2.自動機械の世界モデルが壊れている。だからその部分を行動療法的に治す。頭で納得しても、体で納得しない限り、だめ。行動するためには不安を低くしないといけないので、薬を飲んで、誰かに付き添ってもらう。自転車には補助輪、水泳には補助人、不安には薬と補助人である。
「電車に乗ったら冷や汗が出てドキドキした」という自動機械の経験があり、それを自意識は、不安恐怖と考えて、恐怖症が成立する。

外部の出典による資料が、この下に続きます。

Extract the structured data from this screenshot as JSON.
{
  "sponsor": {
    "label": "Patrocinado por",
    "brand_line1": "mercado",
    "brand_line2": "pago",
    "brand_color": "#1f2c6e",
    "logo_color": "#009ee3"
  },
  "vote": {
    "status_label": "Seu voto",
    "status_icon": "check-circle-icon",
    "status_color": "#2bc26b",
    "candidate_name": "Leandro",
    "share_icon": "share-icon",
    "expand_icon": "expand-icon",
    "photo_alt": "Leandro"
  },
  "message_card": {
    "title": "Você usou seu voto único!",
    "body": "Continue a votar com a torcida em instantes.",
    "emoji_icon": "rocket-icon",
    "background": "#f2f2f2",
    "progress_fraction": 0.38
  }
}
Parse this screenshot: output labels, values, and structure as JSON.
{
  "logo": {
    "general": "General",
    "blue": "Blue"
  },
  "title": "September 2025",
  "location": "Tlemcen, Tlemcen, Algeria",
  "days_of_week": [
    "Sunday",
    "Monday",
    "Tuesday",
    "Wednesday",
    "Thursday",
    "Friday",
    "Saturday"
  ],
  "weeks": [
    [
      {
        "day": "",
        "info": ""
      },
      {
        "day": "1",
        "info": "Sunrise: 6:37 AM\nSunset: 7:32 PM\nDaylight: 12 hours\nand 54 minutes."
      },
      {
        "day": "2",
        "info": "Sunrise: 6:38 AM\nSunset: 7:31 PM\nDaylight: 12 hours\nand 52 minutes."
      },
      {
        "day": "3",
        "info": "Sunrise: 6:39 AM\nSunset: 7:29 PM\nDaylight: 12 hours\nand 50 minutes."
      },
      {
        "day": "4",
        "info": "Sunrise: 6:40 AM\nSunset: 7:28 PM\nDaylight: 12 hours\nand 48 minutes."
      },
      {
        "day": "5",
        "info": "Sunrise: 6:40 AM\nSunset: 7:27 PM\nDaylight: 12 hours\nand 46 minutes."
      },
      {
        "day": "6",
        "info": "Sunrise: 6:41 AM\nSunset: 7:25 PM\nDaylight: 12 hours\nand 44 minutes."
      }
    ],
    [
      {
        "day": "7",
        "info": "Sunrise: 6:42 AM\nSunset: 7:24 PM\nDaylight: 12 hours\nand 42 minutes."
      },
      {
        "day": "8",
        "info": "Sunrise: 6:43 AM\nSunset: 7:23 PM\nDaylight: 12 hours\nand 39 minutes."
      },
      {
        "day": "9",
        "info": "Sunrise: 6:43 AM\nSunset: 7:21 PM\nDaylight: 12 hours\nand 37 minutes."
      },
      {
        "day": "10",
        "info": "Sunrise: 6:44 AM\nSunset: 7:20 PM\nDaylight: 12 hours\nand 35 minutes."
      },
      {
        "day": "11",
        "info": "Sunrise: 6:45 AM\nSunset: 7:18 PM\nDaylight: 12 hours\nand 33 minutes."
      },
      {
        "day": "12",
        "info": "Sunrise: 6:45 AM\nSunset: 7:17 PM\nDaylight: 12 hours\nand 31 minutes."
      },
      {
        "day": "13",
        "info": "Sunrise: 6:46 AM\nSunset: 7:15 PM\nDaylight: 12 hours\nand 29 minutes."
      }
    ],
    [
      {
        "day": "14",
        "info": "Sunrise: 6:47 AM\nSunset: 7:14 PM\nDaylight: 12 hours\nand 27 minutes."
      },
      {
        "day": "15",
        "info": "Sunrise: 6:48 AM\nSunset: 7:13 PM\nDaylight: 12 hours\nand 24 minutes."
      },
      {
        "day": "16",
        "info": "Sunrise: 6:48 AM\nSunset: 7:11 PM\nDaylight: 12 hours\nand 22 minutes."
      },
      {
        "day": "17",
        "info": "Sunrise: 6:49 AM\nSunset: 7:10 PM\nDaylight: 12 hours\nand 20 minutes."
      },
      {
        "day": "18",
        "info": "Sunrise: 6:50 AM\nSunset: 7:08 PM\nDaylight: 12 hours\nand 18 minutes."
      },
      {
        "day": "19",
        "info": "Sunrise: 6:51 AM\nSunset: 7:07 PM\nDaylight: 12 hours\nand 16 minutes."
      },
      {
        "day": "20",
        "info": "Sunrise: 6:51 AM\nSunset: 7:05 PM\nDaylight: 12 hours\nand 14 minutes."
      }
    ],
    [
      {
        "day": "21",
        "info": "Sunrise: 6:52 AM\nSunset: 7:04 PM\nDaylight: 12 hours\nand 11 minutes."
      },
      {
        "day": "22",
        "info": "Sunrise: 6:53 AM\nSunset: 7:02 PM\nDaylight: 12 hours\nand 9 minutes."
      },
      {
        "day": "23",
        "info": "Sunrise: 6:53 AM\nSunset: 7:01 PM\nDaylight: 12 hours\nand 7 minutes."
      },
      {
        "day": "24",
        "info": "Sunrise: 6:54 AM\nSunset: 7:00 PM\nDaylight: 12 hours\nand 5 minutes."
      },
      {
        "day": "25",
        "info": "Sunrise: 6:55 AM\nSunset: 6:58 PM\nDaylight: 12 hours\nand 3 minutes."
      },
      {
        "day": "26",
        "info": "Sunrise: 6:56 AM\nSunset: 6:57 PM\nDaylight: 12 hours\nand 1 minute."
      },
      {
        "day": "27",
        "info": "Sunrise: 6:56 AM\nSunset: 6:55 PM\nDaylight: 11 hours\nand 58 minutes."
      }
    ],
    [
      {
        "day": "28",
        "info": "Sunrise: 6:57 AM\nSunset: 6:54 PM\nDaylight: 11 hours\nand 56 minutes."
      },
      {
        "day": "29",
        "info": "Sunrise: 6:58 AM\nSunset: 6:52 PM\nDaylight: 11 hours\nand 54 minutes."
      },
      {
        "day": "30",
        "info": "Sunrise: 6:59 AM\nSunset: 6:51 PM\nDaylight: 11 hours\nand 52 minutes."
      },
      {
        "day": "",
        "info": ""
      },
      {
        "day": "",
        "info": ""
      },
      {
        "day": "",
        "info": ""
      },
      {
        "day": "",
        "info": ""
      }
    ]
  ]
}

治療は、解釈を変えることではなくて、「電車に乗ってもドキドキしない」と何度も学習することである。
*****
私は公文式をとても高く評価している。
公文式では、算数の問題で、「できたら次のレベル」と急がない。
「できたらそのまま続けて成功体験を積み重ねる」。
そこが偉い。
時間をかけて、自分ができる最高の所を何度も繰り返す。
すると自動機械が学習して行く。
そして次のレベルへの準備が整う。
そうすれば自然に次のレベルに行ける。
学習には時間が必要である。
脳の回路を一部訂正するのだから、時間が必要である。
「間違った学習」は一発で成立する。
それを訂正するのは時間をかけて反復する必要がある。
しかし時間をかけて反復すれば必ずできるようになる。
それだけのことだ。
それだけのことなのだが、あれこれ考えて、袋小路にはまりこむ。
だから、考えていても仕方がない、考える部分では間違っていないのだ。
自動機械を訂正しないといけないのだから、
行動しないといけないのである。
それをしないで、あれこれ考えていても、治らない。